8.2) Decomposition-Driven Multi-Table Retrieval and Reasoning for Numerical Question Answering (ICDE’26) (System Prototype)
Answering numerical questions by identifying and integrating information from multiple tables in large-scale table collections is essential for many analytical applications. Existing MTQA solutions—such as text-to-SQL systems and open-domain MTQA methods—are designed for databases and often struggle when applied to large-scale table collections, due to their large scale, incomplete metadata, and complex inter-table relationships. To address this gap, we propose DMRAL, a Decomposition-driven multi-table Retrieval and Answering framework for MTQA over large-scale table collections. Experiments on two MTQA datasets demonstrate that DMRAL significantly outperforms existing state-of-the-art MTQA methods.

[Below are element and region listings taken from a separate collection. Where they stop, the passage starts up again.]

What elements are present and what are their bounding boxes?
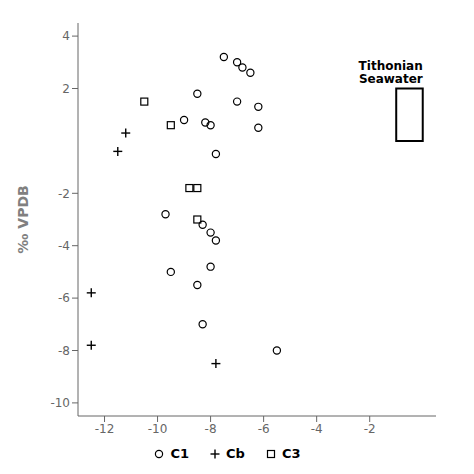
- svg-text:-10: -10: [148, 422, 168, 436]
- svg-text:TithonianSeawater: TithonianSeawater: [359, 59, 423, 86]
- html-text:Cb: Cb: [226, 446, 245, 461]
- html-text:C1: C1: [170, 446, 190, 461]
- svg-text:-10: -10: [50, 396, 70, 410]
- svg-text:-8: -8: [205, 422, 217, 436]
- svg-text:-6: -6: [258, 422, 270, 436]
- svg-text:2: 2: [62, 82, 70, 96]
- svg-text:-4: -4: [58, 239, 70, 253]
- svg-text:‰ VPDB: ‰ VPDB: [15, 185, 31, 253]
- svg-text:-2: -2: [58, 187, 70, 201]
- svg-text:-2: -2: [364, 422, 376, 436]
- svg-text:-4: -4: [311, 422, 323, 436]
- svg-text:-8: -8: [58, 344, 70, 358]
- svg-text:-12: -12: [95, 422, 115, 436]
- svg-text:-6: -6: [58, 291, 70, 305]
- svg-text:4: 4: [62, 29, 70, 43]
- html-text:C3: C3: [281, 446, 301, 461]
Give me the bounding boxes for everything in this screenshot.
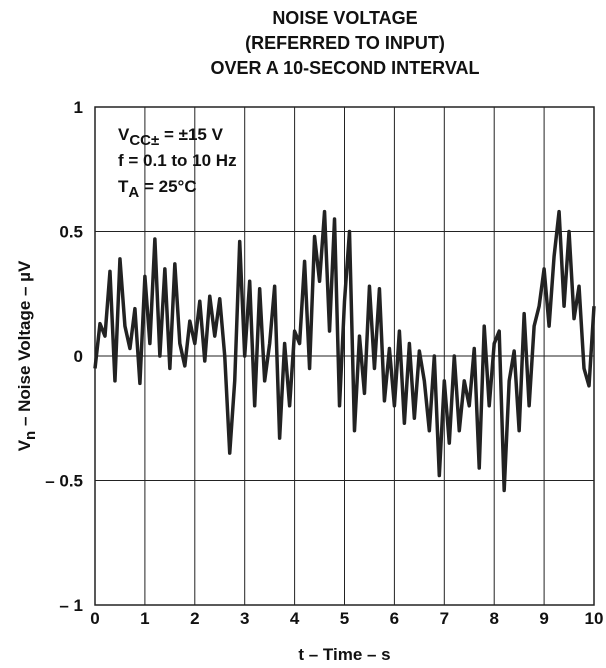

Topic 9: Visualization Exploration and Recommendation
9.1) Visualization Recommendation Through Visual Relation Learning and Visual Preference Learning (ICDE’23) (System Prototype)
Visualization recommendation aims to automatically generate insightful and relevant visualizations for a given (tabular) dataset, helping novice users bypass the steep learning curves of complex visualization tools and the need for deep domain knowledge. In this work, we propose VisFormer, a novel machine learning-based method designed to act like a human data analyst by satisfying three essential properties: 1) Understanding the table content so that the system knows exactly what kind of information is contained in each column. 2) Capturing the column relations so that it can determine which variables naturally go together and how best to display them. 3) Detecting visual patterns to evaluate the generated charts and ensure they are visually coherent and intuitively meaningful.